La partie adverse doit dès lors procéder à l’envoi des documents sollicités dans un délai de 30 jours à partir de la notification de la présente décision. En principe, le délai minimal de 15 jours est retenu par la Commission mais compte tenu des quatre demandes du requérant en un mois, ce délai d’exécution de la présente décision est allongé à 30 jours.
9. Concernant les documents sollicités aux points 2 à 5, il ressort de la réponse de la partie adverse qu’aucun relevé de ce genre n’existe. Le décret du 30 mars 1995 n’impose pas aux entités administratives de créer de nouveau document administratif pour remplir leurs obligations relatives à la publicité passive.
Le recours n’a dès lors pas d’objet pour ces points.
10. La partie adverse ne s’oppose cependant pas à la communication des informations contenues dans des documents administratifs déjà existants, à savoir les copies des comptes communaux concernés, ce qui permettrait à la partie requérante de réaliser ces relevés. Dès lors, la Commission invite la partie adverse à communiquer une copie des comptes communaux concernés.
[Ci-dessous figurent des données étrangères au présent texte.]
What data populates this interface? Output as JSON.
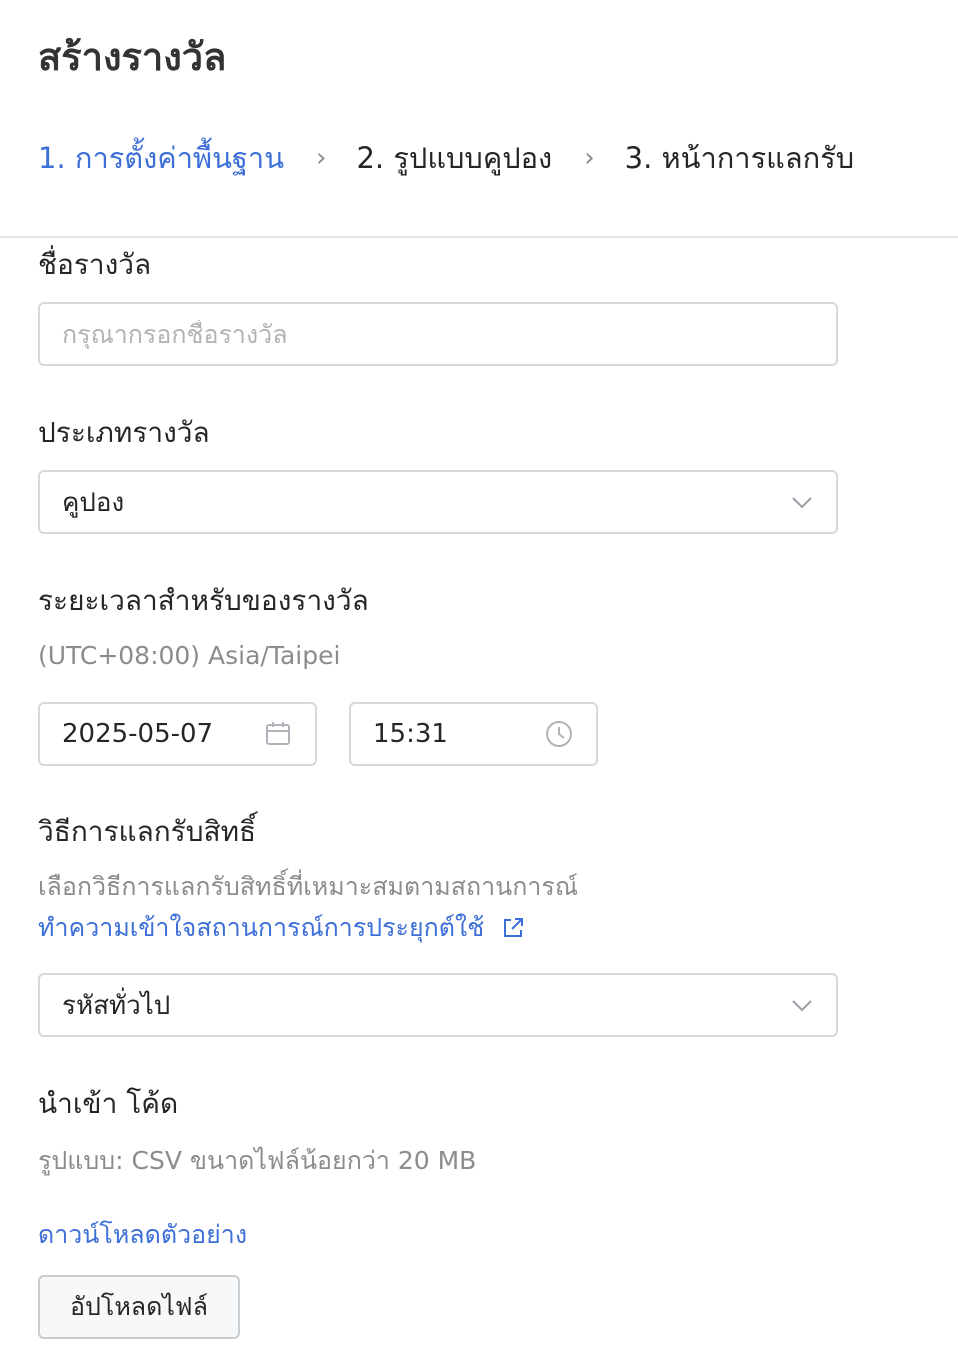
{
  "page": {
    "title": "สร้างรางวัล"
  },
  "steps": [
    {
      "label": "1. การตั้งค่าพื้นฐาน"
    },
    {
      "label": "2. รูปแบบคูปอง"
    },
    {
      "label": "3. หน้าการแลกรับ"
    }
  ],
  "step_separator": "›",
  "reward_name": {
    "label": "ชื่อรางวัล",
    "value": "",
    "placeholder": "กรุณากรอกชื่อรางวัล"
  },
  "reward_type": {
    "label": "ประเภทรางวัล",
    "value": "คูปอง"
  },
  "validity": {
    "label": "ระยะเวลาสำหรับของรางวัล",
    "timezone": "(UTC+08:00) Asia/Taipei",
    "date": "2025-05-07",
    "time": "15:31"
  },
  "redemption": {
    "label": "วิธีการแลกรับสิทธิ์",
    "hint": "เลือกวิธีการแลกรับสิทธิ์ที่เหมาะสมตามสถานการณ์",
    "link": "ทำความเข้าใจสถานการณ์การประยุกต์ใช้",
    "value": "รหัสทั่วไป"
  },
  "import": {
    "label": "นำเข้า โค้ด",
    "hint": "รูปแบบ: CSV ขนาดไฟล์น้อยกว่า 20 MB",
    "download_link": "ดาวน์โหลดตัวอย่าง",
    "upload_button": "อัปโหลดไฟล์"
  },
  "colors": {
    "accent": "#3d6fd8",
    "text": "#262626",
    "muted": "#8c8c8c",
    "border": "#d5d8dc"
  },
  "icons": {
    "chevron": "chevron-down-icon",
    "calendar": "calendar-icon",
    "clock": "clock-icon",
    "external": "external-link-icon"
  }
}
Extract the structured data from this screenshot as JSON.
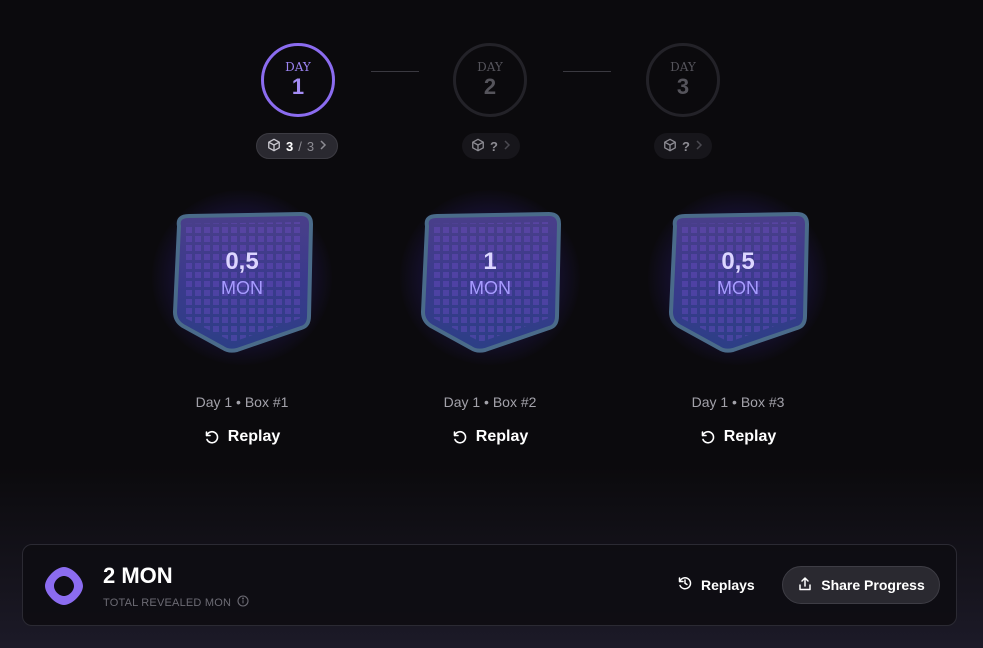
{
  "days": [
    {
      "label": "DAY",
      "number": "1",
      "state": "active",
      "opened": "3",
      "separator": "/",
      "total": "3"
    },
    {
      "label": "DAY",
      "number": "2",
      "state": "locked",
      "opened": "?"
    },
    {
      "label": "DAY",
      "number": "3",
      "state": "locked",
      "opened": "?"
    }
  ],
  "boxes": [
    {
      "value": "0,5",
      "unit": "MON",
      "caption": "Day 1 • Box #1",
      "replay": "Replay"
    },
    {
      "value": "1",
      "unit": "MON",
      "caption": "Day 1 • Box #2",
      "replay": "Replay"
    },
    {
      "value": "0,5",
      "unit": "MON",
      "caption": "Day 1 • Box #3",
      "replay": "Replay"
    }
  ],
  "summary": {
    "total": "2 MON",
    "label": "TOTAL REVEALED MON",
    "replays_label": "Replays",
    "share_label": "Share Progress"
  },
  "colors": {
    "accent": "#8b6cf0",
    "background": "#0b0a0d"
  }
}
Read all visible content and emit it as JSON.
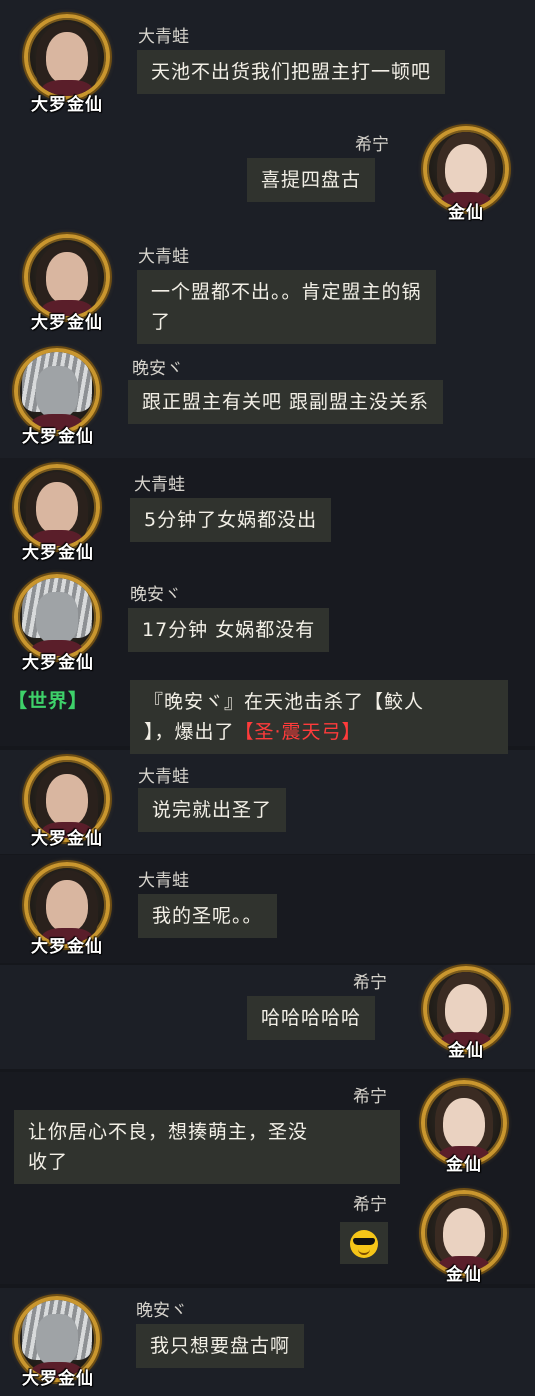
{
  "messages": [
    {
      "sender": "大青蛙",
      "rank": "大罗金仙",
      "avatar": "frog-avatar",
      "text": "天池不出货我们把盟主打一顿吧"
    },
    {
      "sender": "希宁",
      "rank": "金仙",
      "avatar": "xining-avatar",
      "text": "喜提四盘古"
    },
    {
      "sender": "大青蛙",
      "rank": "大罗金仙",
      "avatar": "frog-avatar",
      "text_line1": "一个盟都不出。。肯定盟主的锅",
      "text_line2": "了"
    },
    {
      "sender": "晚安ヾ",
      "rank": "大罗金仙",
      "avatar": "wanan-avatar",
      "text": "跟正盟主有关吧 跟副盟主没关系"
    },
    {
      "sender": "大青蛙",
      "rank": "大罗金仙",
      "avatar": "frog-avatar",
      "text": "5分钟了女娲都没出"
    },
    {
      "sender": "晚安ヾ",
      "rank": "大罗金仙",
      "avatar": "wanan-avatar",
      "text": "17分钟 女娲都没有"
    },
    {
      "sender": "大青蛙",
      "rank": "大罗金仙",
      "avatar": "frog-avatar",
      "text": "说完就出圣了"
    },
    {
      "sender": "大青蛙",
      "rank": "大罗金仙",
      "avatar": "frog-avatar",
      "text": "我的圣呢。。"
    },
    {
      "sender": "希宁",
      "rank": "金仙",
      "avatar": "xining-avatar",
      "text": "哈哈哈哈哈"
    },
    {
      "sender": "希宁",
      "rank": "金仙",
      "avatar": "xining-avatar",
      "text_line1": "让你居心不良，想揍萌主，圣没",
      "text_line2": "收了"
    },
    {
      "sender": "希宁",
      "rank": "金仙",
      "avatar": "xining-avatar",
      "emoji": "sunglasses-emoji"
    },
    {
      "sender": "晚安ヾ",
      "rank": "大罗金仙",
      "avatar": "wanan-avatar",
      "text": "我只想要盘古啊"
    }
  ],
  "system": {
    "tag": "【世界】",
    "line1": "『晚安ヾ』在天池击杀了【鲛人",
    "line2_a": "】，爆出了",
    "line2_item": "【圣·震天弓】"
  }
}
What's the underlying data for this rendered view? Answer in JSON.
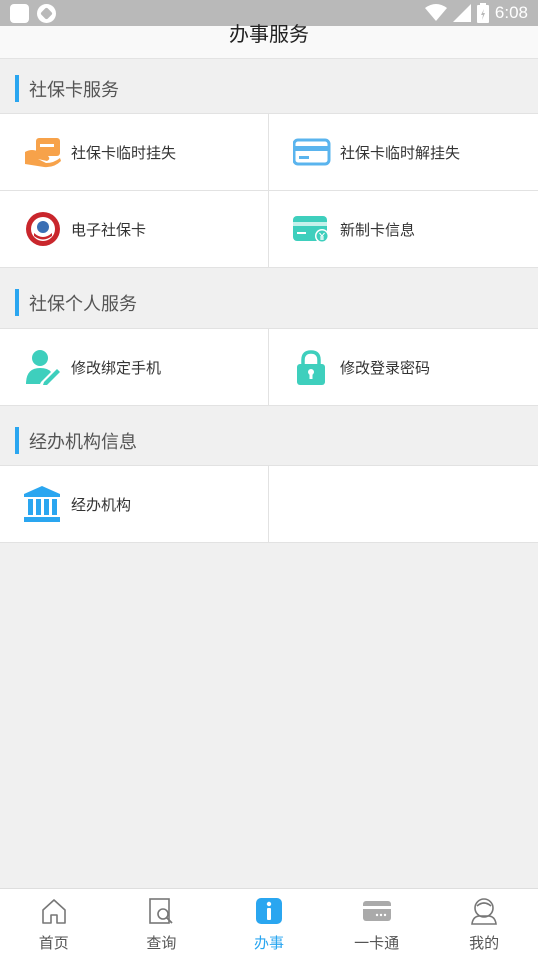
{
  "status_bar": {
    "time": "6:08"
  },
  "header": {
    "title": "办事服务"
  },
  "sections": [
    {
      "title": "社保卡服务",
      "items": [
        {
          "label": "社保卡临时挂失",
          "icon": "hand-card-icon"
        },
        {
          "label": "社保卡临时解挂失",
          "icon": "credit-card-icon"
        },
        {
          "label": "电子社保卡",
          "icon": "social-security-badge-icon"
        },
        {
          "label": "新制卡信息",
          "icon": "card-yen-icon"
        }
      ]
    },
    {
      "title": "社保个人服务",
      "items": [
        {
          "label": "修改绑定手机",
          "icon": "user-edit-icon"
        },
        {
          "label": "修改登录密码",
          "icon": "lock-icon"
        }
      ]
    },
    {
      "title": "经办机构信息",
      "items": [
        {
          "label": "经办机构",
          "icon": "bank-building-icon"
        }
      ]
    }
  ],
  "tabs": [
    {
      "label": "首页",
      "icon": "home-icon"
    },
    {
      "label": "查询",
      "icon": "search-doc-icon"
    },
    {
      "label": "办事",
      "icon": "info-icon",
      "active": true
    },
    {
      "label": "一卡通",
      "icon": "card-icon"
    },
    {
      "label": "我的",
      "icon": "user-icon"
    }
  ],
  "colors": {
    "accent": "#2aa6f0",
    "orange": "#f7a24a",
    "teal": "#3ecfbd",
    "blue": "#5ab4ee"
  }
}
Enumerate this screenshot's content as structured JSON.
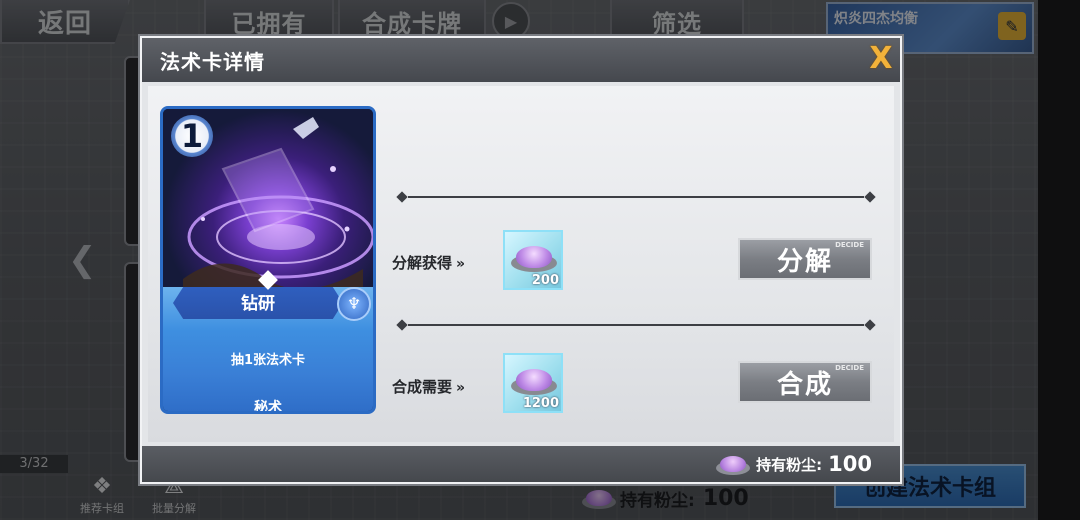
{
  "background": {
    "back_label": "返回",
    "owned_label": "已拥有",
    "craft_tab_label": "合成卡牌",
    "filter_label": "筛选",
    "deck_name": "炽炎四杰均衡",
    "page_count": "3/32",
    "recommend_label": "推荐卡组",
    "batch_decompose_label": "批量分解",
    "dust_label": "持有粉尘:",
    "dust_value": "100",
    "create_deck_label": "创建法术卡组"
  },
  "dialog": {
    "title": "法术卡详情",
    "close_label": "X",
    "card": {
      "cost": "1",
      "type": "钻研",
      "description": "抽1张法术卡",
      "rarity": "秘术"
    },
    "decompose": {
      "label": "分解获得",
      "amount": "200",
      "button_label": "分解",
      "button_tag": "DECIDE"
    },
    "craft": {
      "label": "合成需要",
      "amount": "1200",
      "button_label": "合成",
      "button_tag": "DECIDE"
    },
    "footer": {
      "dust_label": "持有粉尘:",
      "dust_value": "100"
    }
  },
  "colors": {
    "accent_close": "#f2b23a",
    "card_border": "#2b6bc4",
    "dust_slot": "#9fdfee"
  }
}
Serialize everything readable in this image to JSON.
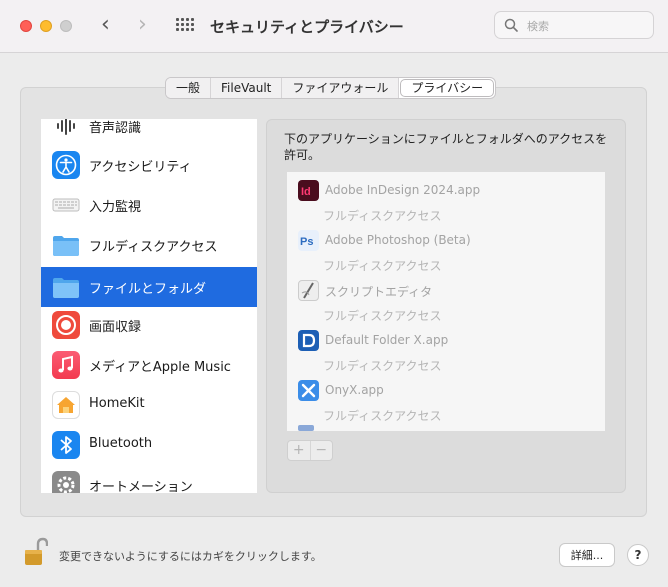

11. À titre subsidiaire, pour répondre aux affirmations erronées de la partie adverse sur le fait que les conseillers communaux « doivent avoir davantage de droits de regard sur l’action administrative qu’un administré [lambda] », il convient de rappeler que l’article 32 de la Constitution garantit un droit d’accès à toute personne, sauf dans les cas et les conditions fixés par la loi ou le décret. Le décret du 30 mars 1995 ou le CDLD ne distingue pas de catégorie de personnes ayant plus ou moins de droit d’accès aux documents administratifs, hormis pour les documents à caractère personnel pour lesquels le demandeur doit justifier d’un intérêt.
Par ces motifs, la Commission décide :
La partie adverse doit procéder à l’envoi des plans comptables EAU pour les années 2013 à 2020 par voie électronique à la partie requérante, dans un délai de 30 jours à partir de la notification de la présente décision.
Le recours est sans objet pour le surplus.